February 17, 2019

From the Desktop: AfterStep Into My Parlour - page 2

AfterStep: Love it or Loathe it

  • September 26, 2000
  • By Brian Proffitt

Because AfterStep went through a couple of years of feature adding, it has undergone a separate evolution from the NeXTstep environment it emulates. Some things, however remain the same. For instance, the AfterStep Wharf, which is derived from the NeXTstep Dock. The Wharf is a toolbar interface that holds applications and utilities for a user to click on to activate.

The Wharf, like all of the other parts of this window manager, is a module. AfterStep's toolset is completely comprised of modules. All of the modules are like bricks comprising a really solid wall. Besides the Wharf module, two other modules are started by default in AfterStep: the WinList and the Pager.

The WinList, by default, appears at the top of the desktop, and looks and behaves much like a taskbar from other interfaces. The Pager controls which one (of the six default) desktops you choose to work in. Combined, these three modules make up the bulk of navigation tools within AfterStep.

Menus in AfterStep are handled in a different manner than in other window managers. In keeping with the NeXTstep interface standards, all menus pop-up as completely separate objects on the desktop. In fact, a parent menu will simply disappear when the child menu appears, unless you double-click the parent menu first to "tack" it into place.

While this interface would take a new user just a little extra time to get used to, the true hurdle to introducing newbies to this environment comes from configuring the desktop.

Beware of the Modules?

Configuration of AfterStep comes in two forms. First, there is the GUI-based configuration that lets users manipulate the look and feel of the desktop. This is all pretty straight-forward and easy to understand.

Not so some of the other configuration tasks, such as adding an application to the Wharf. To accomplish this, you need to open the ~/GNUstep/Library/AfterStep/wharf file and hand-code the exec command into the file. This kind of procedure makes AfterStep a bit above the heads of the average new user, for which Sasha Vasko makes no apologies.

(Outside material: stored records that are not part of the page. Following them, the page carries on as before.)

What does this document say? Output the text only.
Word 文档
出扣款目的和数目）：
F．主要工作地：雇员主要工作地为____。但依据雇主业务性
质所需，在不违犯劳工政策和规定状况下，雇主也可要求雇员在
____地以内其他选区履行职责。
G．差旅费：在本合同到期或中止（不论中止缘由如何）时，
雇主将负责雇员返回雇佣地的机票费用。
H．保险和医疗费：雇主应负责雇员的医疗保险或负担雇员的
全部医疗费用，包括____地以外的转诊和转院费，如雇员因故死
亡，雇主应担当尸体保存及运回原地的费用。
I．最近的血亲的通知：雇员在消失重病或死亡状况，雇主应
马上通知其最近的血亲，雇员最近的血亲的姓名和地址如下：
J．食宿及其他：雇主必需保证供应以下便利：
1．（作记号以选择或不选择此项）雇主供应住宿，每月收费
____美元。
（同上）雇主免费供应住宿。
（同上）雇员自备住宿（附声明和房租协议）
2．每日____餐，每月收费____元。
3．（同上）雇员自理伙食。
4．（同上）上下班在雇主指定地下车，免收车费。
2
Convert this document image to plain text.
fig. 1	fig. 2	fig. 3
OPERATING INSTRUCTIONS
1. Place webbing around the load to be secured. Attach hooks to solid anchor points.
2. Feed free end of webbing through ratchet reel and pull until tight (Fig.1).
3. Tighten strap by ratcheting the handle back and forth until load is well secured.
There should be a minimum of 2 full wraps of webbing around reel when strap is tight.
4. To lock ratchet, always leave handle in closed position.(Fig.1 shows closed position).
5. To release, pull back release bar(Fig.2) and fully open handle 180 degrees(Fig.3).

"I would hope that AfterStep will become a solid window manager for the production desktop for general *nix users, with experience greater than beginner[s]," Vasko wrote.

Vasko responded to my question regarding this approach to configuration with this comment:

"AfterStep does not have [a GUI control panel] yet...," he wrote, "In fact, it was the most voted for feature on as.themes.org poll not while ago.

"Why we don't have one yet? Insufficient developers resources. [It] takes a lot of effort to come up with decent configuration tool, and none of us developers are employed (meaning paid for :) ) for the sole purpose of writing [AfterStep], so it progresses slowly," he continued.

Vasko elaborated that he did not feel this was a detriment to the AfterStep users, since all control panels are manipulating configuration files at some point anyway. AfterStep's methodology actually gives users a huge advantage, as well.

"AfterStep allows you to configure different running instances of the same module--you simply add *InstanceName before any particular option to make it specific for the given module that was started by running executable InstanceName (for example, you may have two Wharfs running at the same time--Wharf and SecondWharf). This gives user quite a lot of power, and I presently cannot think of an easier way to provide the same type of configurability via GUI, without sacrificing simplicity," Vasko wrote.

Many of AfterStep's users tend to agree. Proponents also like the small size and speed of the environment, which is an added boon for anyone running X on a slower machine.